Government investigation websites are often abandoned and filled with spam and malicious links as certificates expire and security updates lapse.
According to a blog by security researcher Terence Eden, abandonment is the primary cause of the vulnerabilities and, as time wears on, people begin to drift away from the project, jobs change and no one is left responsible for updating and maintaining the software.
“So we move on to the tragic fate of the abandoned Public Inquiry website. Long after ‘lessons have been learned’ these sites stand in monument to the vast human undertaking required to make sense of a tragedy,” he said.
Eden pointed to the websites for the Leveson Inquiry, which has an open admin page and outdated WordPress CMS, while the investigation site into the murders by Dr Harold Shipman has now been taken over by an affiliate marketer, who has redirected it to a spam site full of loan adverts.

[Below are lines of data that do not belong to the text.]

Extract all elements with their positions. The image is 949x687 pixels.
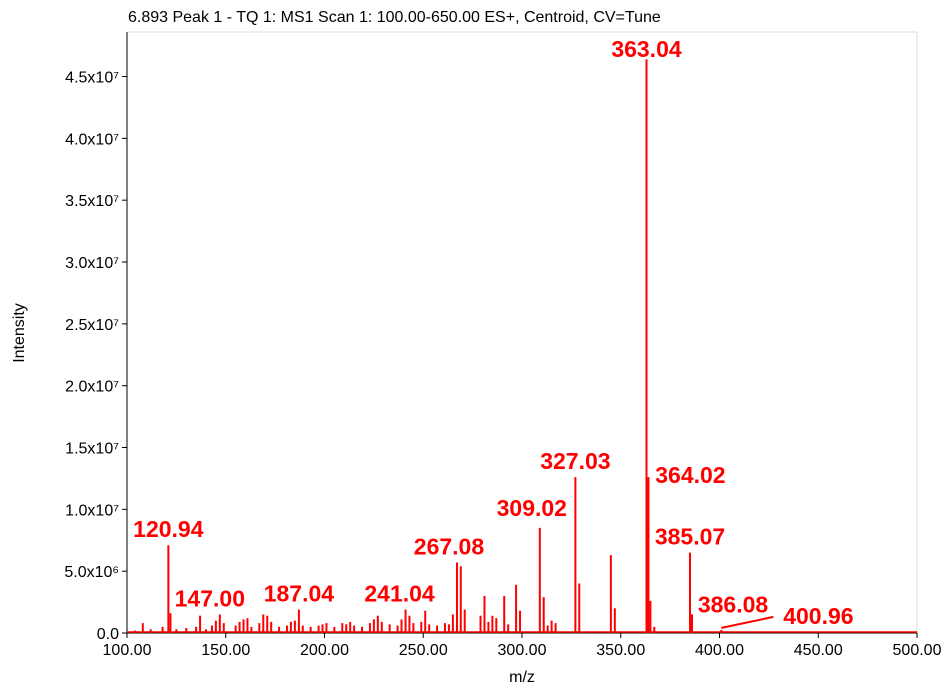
y-tick-label: 4.0x10⁷: [65, 131, 119, 148]
peak-label: 309.02: [497, 495, 567, 521]
y-tick-label: 2.0x10⁷: [65, 379, 119, 396]
x-tick-label: 100.00: [103, 642, 152, 659]
x-tick-label: 200.00: [300, 642, 349, 659]
peak-label: 364.02: [655, 462, 725, 488]
y-tick-label: 4.5x10⁷: [65, 70, 119, 87]
peak-label: 187.04: [264, 581, 335, 607]
peak-label: 385.07: [655, 524, 725, 550]
label-leader: [721, 615, 774, 629]
peak-label: 400.96: [783, 603, 853, 629]
y-tick-label: 3.5x10⁷: [65, 193, 119, 210]
x-tick-label: 450.00: [794, 642, 843, 659]
y-tick-label: 1.0x10⁷: [65, 502, 119, 519]
peak-label: 267.08: [414, 534, 485, 560]
peak-label: 327.03: [540, 448, 610, 474]
peak-label: 147.00: [175, 585, 245, 611]
peak-label: 363.04: [611, 36, 682, 62]
x-tick-label: 300.00: [498, 642, 547, 659]
y-tick-label: 1.5x10⁷: [65, 441, 119, 458]
x-tick-label: 500.00: [893, 642, 942, 659]
y-tick-label: 5.0x10⁶: [64, 564, 119, 581]
y-axis-label: Intensity: [11, 303, 28, 363]
y-tick-label: 2.5x10⁷: [65, 317, 119, 334]
x-tick-label: 250.00: [399, 642, 448, 659]
peak-label: 386.08: [698, 591, 769, 617]
y-tick-label: 3.0x10⁷: [65, 255, 119, 272]
y-tick-label: 0.0: [97, 626, 119, 643]
x-tick-label: 350.00: [596, 642, 645, 659]
x-tick-label: 400.00: [695, 642, 744, 659]
x-axis-label: m/z: [509, 669, 535, 686]
chart-title: 6.893 Peak 1 - TQ 1: MS1 Scan 1: 100.00-…: [128, 9, 661, 26]
plot-frame: [126, 31, 918, 634]
peak-label: 120.94: [133, 516, 204, 542]
x-tick-label: 150.00: [201, 642, 250, 659]
peak-label: 241.04: [364, 581, 435, 607]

Eden said: “The site should have been left standing in memorial to the victims. A tribute to let their families know that the state recognises their loss and will do everything in its power to stop such horrors from being inflicted on other people. But now it’s just a sordid way for the Midlands Young Entrepreneur of the Year (2008) to make a few quid.”
He also highlighted the inquiry websites into Bloody Sunday and Iraq War as being among around a dozen that have been abandoned, and said that there needs to be “a radical re-think in the way that the state approaches digital infrastructure”.
“This means long term legacy planning – not just thinking in terms of election cycles. It means employing people who know what they are talking about – not just the heads of ‘think tanks’. It means no longer being afraid of technology – but rather embracing the promise it brings of a better world for all,” he said.
In a message to IT Security Guru, Eden said that this was simply a case of bad housekeeping, as in some cases, the websites redirect either to the National Archives, or to the new gov.uk pages. “That is what should happen to them if they cannot be externally hosted any more. They are linked to from hundreds of news sources, academic reports etc. and it is irresponsible to shut them down.”